Откуда-то из-за вороха зерна вывернулся Арик. Увидел меня, крикнул:

— Иван приехал! Пошли мешки грузить!..

Я повернулся к Паше и крикнул:

— Замени!

Разгоряченная, она подошла и, не говоря ни слова, перехватила ручку своими смуглыми, поблескивающими застаревшей бронзой руками. Я сказал ей:

— Пойду грузить!

Я мог бы и не говорить ей этого, но почему-то сказал, почему-то обязан был сказать и смутился. Почему смутился, и сам не знаю.

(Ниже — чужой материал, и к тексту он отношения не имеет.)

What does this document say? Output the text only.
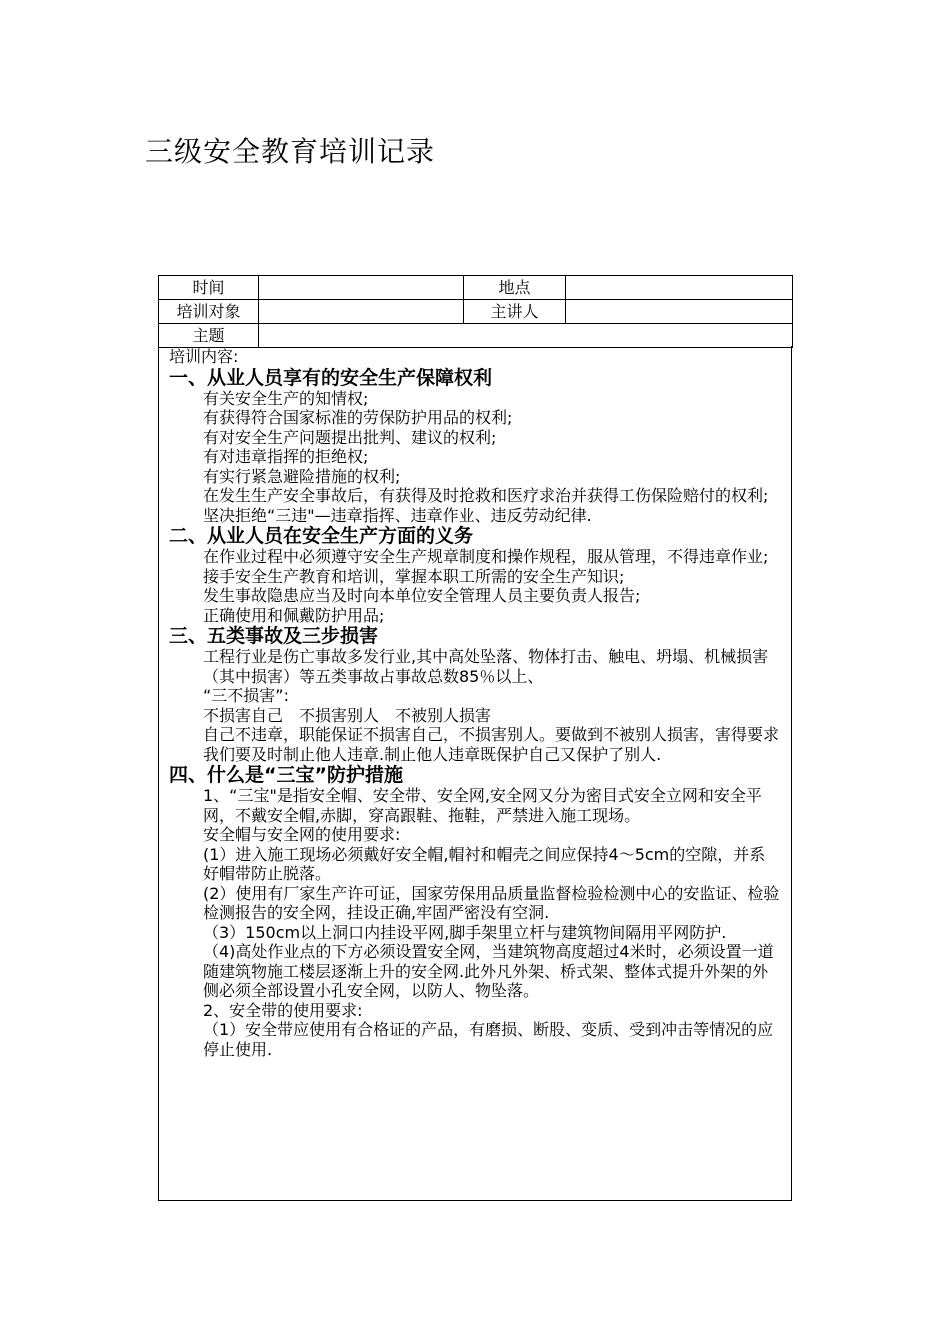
三级安全教育培训记录
时间		地点	
培训对象		主讲人	
主题			

培训内容:

一、从业人员享有的安全生产保障权利

有关安全生产的知情权;

有获得符合国家标准的劳保防护用品的权利;

有对安全生产问题提出批判、建议的权利;

有对违章指挥的拒绝权;

有实行紧急避险措施的权利;

在发生生产安全事故后，有获得及时抢救和医疗求治并获得工伤保险赔付的权利;

坚决拒绝“三违"—违章指挥、违章作业、违反劳动纪律.

二、从业人员在安全生产方面的义务

在作业过程中必须遵守安全生产规章制度和操作规程，服从管理，不得违章作业;

接手安全生产教育和培训，掌握本职工所需的安全生产知识;

发生事故隐患应当及时向本单位安全管理人员主要负责人报告;

正确使用和佩戴防护用品;

三、五类事故及三步损害

工程行业是伤亡事故多发行业,其中高处坠落、物体打击、触电、坍塌、机械损害（其中损害）等五类事故占事故总数85％以上、

“三不损害”:

不损害自己 不损害别人 不被别人损害

自己不违章，职能保证不损害自己，不损害别人。要做到不被别人损害，害得要求我们要及时制止他人违章.制止他人违章既保护自己又保护了别人.

四、什么是“三宝”防护措施

1、“三宝"是指安全帽、安全带、安全网,安全网又分为密目式安全立网和安全平网，不戴安全帽,赤脚，穿高跟鞋、拖鞋，严禁进入施工现场。

安全帽与安全网的使用要求:

(1）进入施工现场必须戴好安全帽,帽衬和帽壳之间应保持4～5cm的空隙，并系好帽带防止脱落。

(2）使用有厂家生产许可证，国家劳保用品质量监督检验检测中心的安监证、检验检测报告的安全网，挂设正确,牢固严密没有空洞.

（3）150cm以上洞口内挂设平网,脚手架里立杆与建筑物间隔用平网防护.

（4)高处作业点的下方必须设置安全网，当建筑物高度超过4米时，必须设置一道随建筑物施工楼层逐渐上升的安全网.此外凡外架、桥式架、整体式提升外架的外侧必须全部设置小孔安全网，以防人、物坠落。

2、安全带的使用要求:

（1）安全带应使用有合格证的产品，有磨损、断股、变质、受到冲击等情况的应停止使用.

— Иди, иди, — крикнула Паша, не переставая вращать ручку, и терновые глаза ее поблескивали смущенно и радостно.

Мы направились с Ариком к подводе.

— Чем занимался, где Валька? — спросил я его.

— Рожь перелопачиваем, — с каким-то удовольствием и даже со вкусом ответил Арик новыми для него и для меня словами. — Греется.

— Как, греется? — не понял я.

— Ну, как… — немного растерялся Арик. — Влажное… слежалось, вот и греется. Мы его на новое место перебрасываем… деревянными лопатами.

Рядом с Иваном стоял дед Егор и что-то доказывал. Иван смущенно похлестывал кнутиком по голенищу сапога, оправдывался.

— …нешто не понимаешь? — говорил Дед Егор. — Тута недалеко, а ты два часа проваландался… Эх, едри твою корень! А?.. Где бригадир?

— Не знаю.

— А почему от комбайнов еще не подвозят?.. Н-ну, хозява, едри твою корень! Солнышко вон, глянь, припекать стало, а ты одну подводу только справил… А?

Увидев нас, Иван направился к мешкам. Дед Егор потоптался, видимо, не зная, куда направиться, и вдруг с остервенением, не свойственным такому старому человеку, плюнул:

— Тьфу, едри твою корень!

— Чего это он? — спросил я Ивана.

— Ругается, что долго ездил… А я виноват? Приехал, а кладовщика нет, амбар на замке… Пока нашел его, сгрузили да взвесили, время и прошло…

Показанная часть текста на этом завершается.